What I don't have is the right to perform the service of "refraining from performing" this act in exchange for consideration from you.
That's extortion, if I offer this "service" to you.
Nor do you have the right to pay me to perform that "service". That's obstruction of justice (or you figure out what crime it is to pay someone to keep their mouth shut after they witness a murder).
The point of this exercise is that saying "it's a service" doesn't establish either morality or legality, as both extortion and bribery fit that definition (extorter is performing the service of not fulfilling the threat, briber is buying a service of adverse actions not taken against them).
That's to say, this definition of "service" is quite contorted.
No sane person sees extortion as a bonafide service perfomed by the extorter. It's a perversion of the English language to consider it as such.
That's in the same vein as when mafia collects a "protection" fee, we understand that it's not the same thing as a business purchasing services of a security company.
Mafia doing the protection racket is not performing a "service" for the business it's racketeering in the human, English language sense of the word "service".
The contact law language defines this word differently for formal convenience, just in the same way that normal, open, closed, and so on mean something very specific in mathematics that has nothing to do with what these words mean out there in the real world.
We are in the real world, talking about the real world, where keeping your mouth shut isn't a service that someone performs, even though it may — under some limited circumstances — be considered one under contract law.
My argument is that the extent of these limits shouldn't include the context of a termination agreement, just like it currently doesn't include the context of reporting a crime.
I hope I've made myself clear enough here for the legally minded.

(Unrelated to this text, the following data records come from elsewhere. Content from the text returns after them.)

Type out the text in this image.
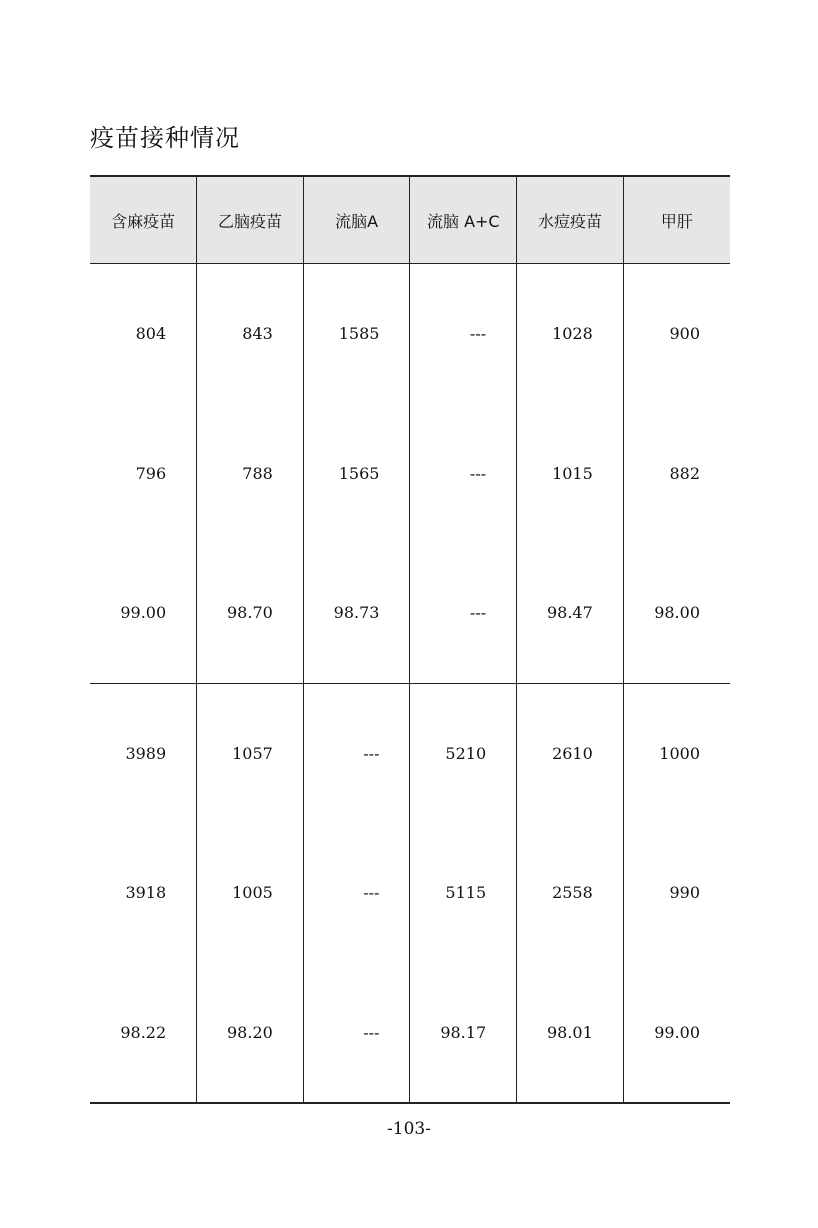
疫苗接种情况
含麻疫苗	乙脑疫苗	流脑A	流脑 A+C	水痘疫苗	甲肝
804	843	1585	---	1028	900
796	788	1565	---	1015	882
99.00	98.70	98.73	---	98.47	98.00
3989	1057	---	5210	2610	1000
3918	1005	---	5115	2558	990
98.22	98.20	---	98.17	98.01	99.00
-103-
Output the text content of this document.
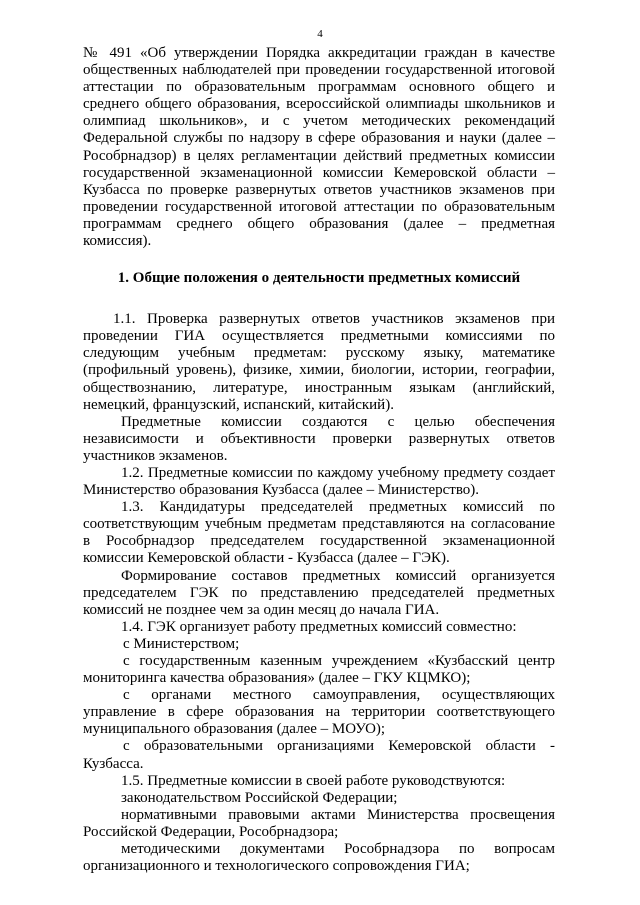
4

№ 491 «Об утверждении Порядка аккредитации граждан в качестве общественных наблюдателей при проведении государственной итоговой аттестации по образовательным программам основного общего и среднего общего образования, всероссийской олимпиады школьников и олимпиад школьников», и с учетом методических рекомендаций Федеральной службы по надзору в сфере образования и науки (далее – Рособрнадзор) в целях регламентации действий предметных комиссии государственной экзаменационной комиссии Кемеровской области – Кузбасса по проверке развернутых ответов участников экзаменов при проведении государственной итоговой аттестации по образовательным программам среднего общего образования (далее – предметная комиссия).

1. Общие положения о деятельности предметных комиссий

1.1. Проверка развернутых ответов участников экзаменов при проведении ГИА осуществляется предметными комиссиями по следующим учебным предметам: русскому языку, математике (профильный уровень), физике, химии, биологии, истории, географии, обществознанию, литературе, иностранным языкам (английский, немецкий, французский, испанский, китайский).

Предметные комиссии создаются с целью обеспечения независимости и объективности проверки развернутых ответов участников экзаменов.

1.2. Предметные комиссии по каждому учебному предмету создает Министерство образования Кузбасса (далее – Министерство).

1.3. Кандидатуры председателей предметных комиссий по соответствующим учебным предметам представляются на согласование в Рособрнадзор председателем государственной экзаменационной комиссии Кемеровской области - Кузбасса (далее – ГЭК).

Формирование составов предметных комиссий организуется председателем ГЭК по представлению председателей предметных комиссий не позднее чем за один месяц до начала ГИА.

1.4. ГЭК организует работу предметных комиссий совместно:

с Министерством;

с государственным казенным учреждением «Кузбасский центр мониторинга качества образования» (далее – ГКУ КЦМКО);

с органами местного самоуправления, осуществляющих управление в сфере образования на территории соответствующего муниципального образования (далее – МОУО);

с образовательными организациями Кемеровской области - Кузбасса.

1.5. Предметные комиссии в своей работе руководствуются:

законодательством Российской Федерации;

нормативными правовыми актами Министерства просвещения Российской Федерации, Рособрнадзора;

методическими документами Рособрнадзора по вопросам организационного и технологического сопровождения ГИА;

>You keep asserting that severance is compensation for past work as though it's a legal fact, when legally it isn't.
At no point in this conversation did I assert that it's a legal fact. The article we're discussing establishes the opposite.

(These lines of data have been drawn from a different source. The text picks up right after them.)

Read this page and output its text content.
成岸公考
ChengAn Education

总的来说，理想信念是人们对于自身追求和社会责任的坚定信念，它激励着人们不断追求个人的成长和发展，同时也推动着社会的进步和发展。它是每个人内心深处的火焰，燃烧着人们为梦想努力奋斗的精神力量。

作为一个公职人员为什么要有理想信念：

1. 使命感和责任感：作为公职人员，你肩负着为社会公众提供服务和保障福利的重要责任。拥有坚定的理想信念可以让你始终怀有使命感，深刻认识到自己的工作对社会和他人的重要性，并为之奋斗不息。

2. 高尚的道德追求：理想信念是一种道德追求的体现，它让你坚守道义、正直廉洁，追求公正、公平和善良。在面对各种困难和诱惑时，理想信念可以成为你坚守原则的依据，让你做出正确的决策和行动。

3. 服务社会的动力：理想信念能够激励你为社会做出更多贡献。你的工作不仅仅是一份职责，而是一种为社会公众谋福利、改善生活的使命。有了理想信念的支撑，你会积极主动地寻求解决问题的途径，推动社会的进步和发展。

My entire point is the mismatch between the legislation and reality.
Severance is compensation for being fired at will after working as an employee for some length of time.
That's all it is.
In France, for example, it's legally mandated for certain types of contracts.
In the US, it isn't.
The laws don't determine the meaning of a concept.

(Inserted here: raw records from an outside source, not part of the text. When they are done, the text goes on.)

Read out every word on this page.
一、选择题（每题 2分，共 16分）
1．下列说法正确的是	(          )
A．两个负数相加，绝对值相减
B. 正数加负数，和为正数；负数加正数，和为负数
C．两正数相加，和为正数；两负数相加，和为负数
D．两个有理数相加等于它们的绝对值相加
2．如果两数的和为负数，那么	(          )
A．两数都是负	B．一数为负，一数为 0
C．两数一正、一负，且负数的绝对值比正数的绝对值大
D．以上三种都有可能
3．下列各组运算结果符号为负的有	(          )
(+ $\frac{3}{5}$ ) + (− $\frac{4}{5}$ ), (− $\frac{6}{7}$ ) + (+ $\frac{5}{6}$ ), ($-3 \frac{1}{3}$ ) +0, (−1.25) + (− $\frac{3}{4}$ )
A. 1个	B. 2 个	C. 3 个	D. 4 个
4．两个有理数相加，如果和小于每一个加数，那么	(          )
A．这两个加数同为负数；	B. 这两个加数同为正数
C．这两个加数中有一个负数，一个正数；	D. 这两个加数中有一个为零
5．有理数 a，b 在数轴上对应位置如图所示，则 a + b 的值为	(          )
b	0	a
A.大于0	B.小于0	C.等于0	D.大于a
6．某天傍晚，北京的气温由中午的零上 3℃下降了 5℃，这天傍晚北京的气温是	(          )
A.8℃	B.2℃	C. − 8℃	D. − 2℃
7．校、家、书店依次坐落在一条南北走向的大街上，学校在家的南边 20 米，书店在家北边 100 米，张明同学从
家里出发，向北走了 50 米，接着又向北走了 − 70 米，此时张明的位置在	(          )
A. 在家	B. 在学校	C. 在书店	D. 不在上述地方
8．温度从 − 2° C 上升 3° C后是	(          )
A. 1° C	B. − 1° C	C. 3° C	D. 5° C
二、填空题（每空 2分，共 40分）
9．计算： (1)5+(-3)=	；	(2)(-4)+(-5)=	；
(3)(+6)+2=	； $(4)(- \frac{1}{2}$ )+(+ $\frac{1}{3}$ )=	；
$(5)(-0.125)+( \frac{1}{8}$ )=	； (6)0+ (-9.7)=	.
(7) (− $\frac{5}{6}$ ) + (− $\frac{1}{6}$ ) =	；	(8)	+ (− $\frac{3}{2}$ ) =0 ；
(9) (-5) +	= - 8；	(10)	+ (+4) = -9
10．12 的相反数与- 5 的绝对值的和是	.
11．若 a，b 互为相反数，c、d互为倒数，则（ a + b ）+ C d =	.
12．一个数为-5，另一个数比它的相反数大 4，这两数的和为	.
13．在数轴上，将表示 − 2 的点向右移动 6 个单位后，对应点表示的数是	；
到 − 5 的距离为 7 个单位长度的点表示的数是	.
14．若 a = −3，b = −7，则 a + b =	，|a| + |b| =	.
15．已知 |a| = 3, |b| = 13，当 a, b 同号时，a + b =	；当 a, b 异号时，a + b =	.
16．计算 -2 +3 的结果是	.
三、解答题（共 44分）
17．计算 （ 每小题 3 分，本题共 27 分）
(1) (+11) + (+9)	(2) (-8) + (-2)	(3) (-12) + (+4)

You wouldn't be doing hard drugs if you smoked weed two years ago, even though then it was a Schedule I drug in the US, along with heroin.
That legal clarification was a mismatch between reality and the legal definition of a "hard drug".
Marijuana isn't, and has never been a substance comparable to heroin, yet legally they were in the same class.
Tacking a non-disparagement clause into a termination agreement is not, and has never been comparable to advance payment for future work (or service), yet legally they're in the same class today.
It's particularly Orwellian to insist that the termination agreement marking the END of one's SERVICE to a company, is, in fact, rightfully a contract that enters someone into a service to the same entity, in perpetuity.
War is peace, termination of service is perpetual service. Utterly brilliant.
Please do yourself a favor and read Orwell's essay on the English language[1] to understand what I'm referring to here (even if you already read his other books).
> "this clause is sometimes too broad" and "this clause is inherently coercive" are very different claims, and you've been arguing the latter.
That's correct.
The employee doesn't get to determine any of the terms of the agreement, nor do they get any heads-up (like they would in other countries, where termination requires an advance notice under most circumstances).
A less coercive approach would be a termination agreement that contains no "non-disparagement" clauses, and a separate non-disparagement "contract" that the employee would be able to accept or reject — neither covered by an NDA.
That would separate the non disparagement shenanigans from the concept of severance (we pay you for letting you go and skip the hassle of going to court for that), and would help establish a fair market value for each of these components independently.